US takes down illegal marketplace with personal data of 24 million people
A series of websites dubbed SSNDOB was used for trading the names, dates of birth, and Social Security numbers of Americans.
An international law enforcement operation took down the SSNDOB Marketplace, the Department of Justice (DoJ) announced. At the time of its seizure, the marketplace listed personal information of 24 million Americans and generated $19 million in sales revenue.
The operation was carried out by the FBI, the Internal Revenue Service, and the Department of Justice, with the help of the law enforcement in Cyprus and Latvia. The authorities seized four domain names that made up the SSNDOB Marketplace, ssndob.ws, ssndob.vip, ssndob.club, and blackjob.biz.
The marketplace catered to the criminal underground, with SSNDOB administrators purchasing ads on the darkweb, providing customer support services, and regularly monitoring activities on all websites.
According to the DoJ, the administrators of the illegal marketplace were very cautious in protecting their identities. Threat actors used monikers to distance from their real identities, maintained servers in various countries, and only accepted digital payments.
Malicious actors can use data bought on SSNDOB for identity theft. Personally identifiable information (PII) allows setting up fake bank accounts, purchasing goods and services under stolen names, and hiding from law enforcement.
According to a report by blockchain analysis firm Chainalysis, SSNDOB users traded mostly in Bitcoin and Litecoin.

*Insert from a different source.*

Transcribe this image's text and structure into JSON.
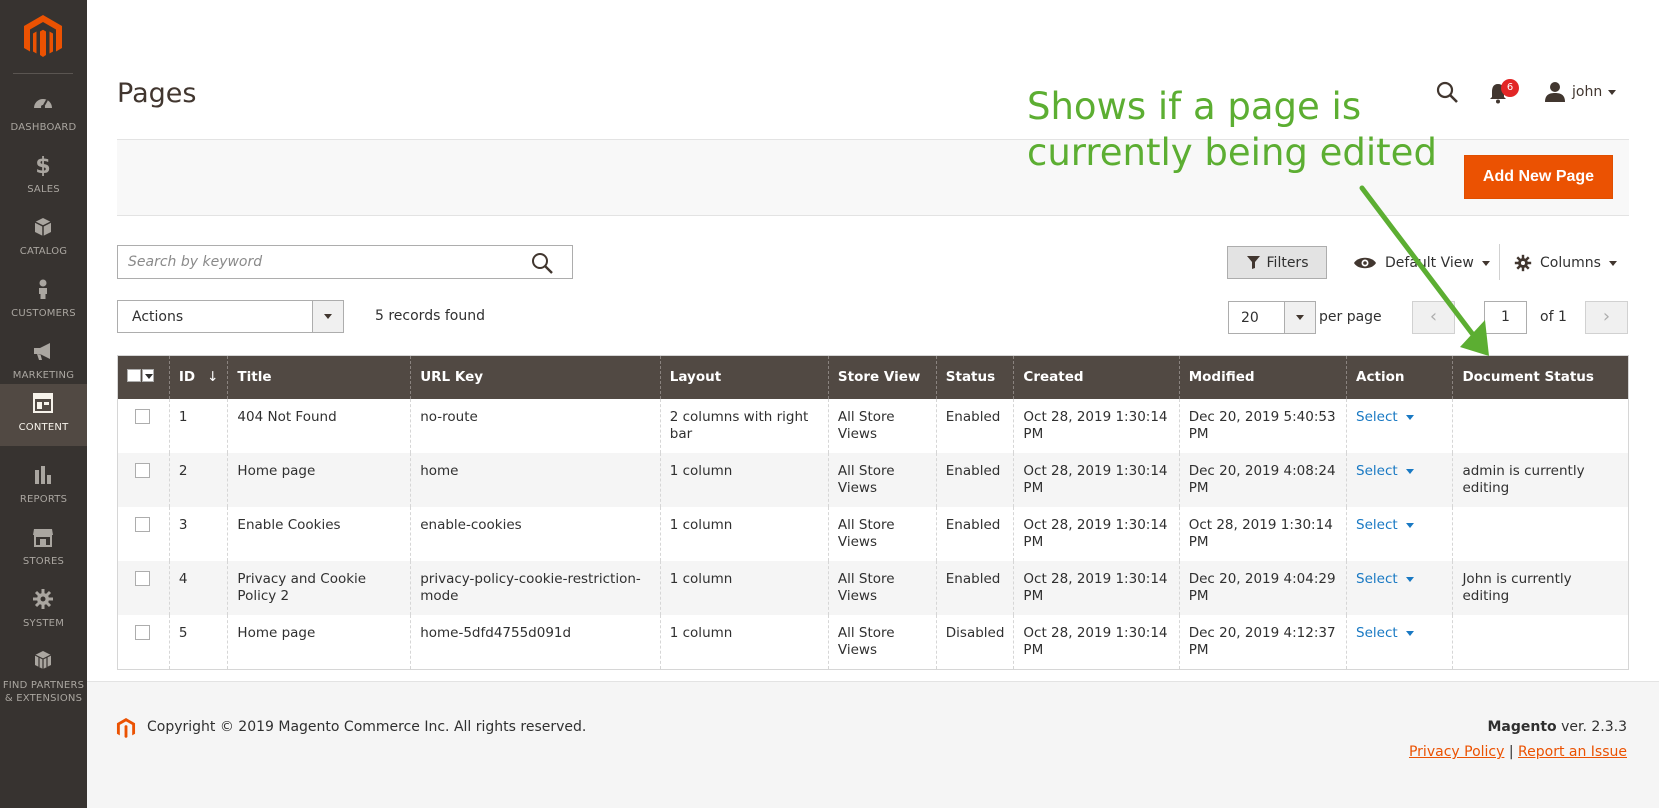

Users were available to browse available PII by country and search for specific names or other characteristics.
Chainalysis claims that SSNDOBs Bitcoin payment processing system has been active since April 2015, and the service has receives nearly $22 million worth of Bitcoin across over 100,000 transactions.
“That works out to roughly $220 per transfer on average, and a median payment size of $80, which matches what we’d expect for individual purchases of PII,” reads the report.
Researchers noted that SSNDOB seems to have been related to another recently seized darknet marketplace that focused on stolen credit card information, Joker Stash.
Transactions worth over $100,000 between SSNDOB and Joker Stash indicate the two may have had some relationship or even shared ownership.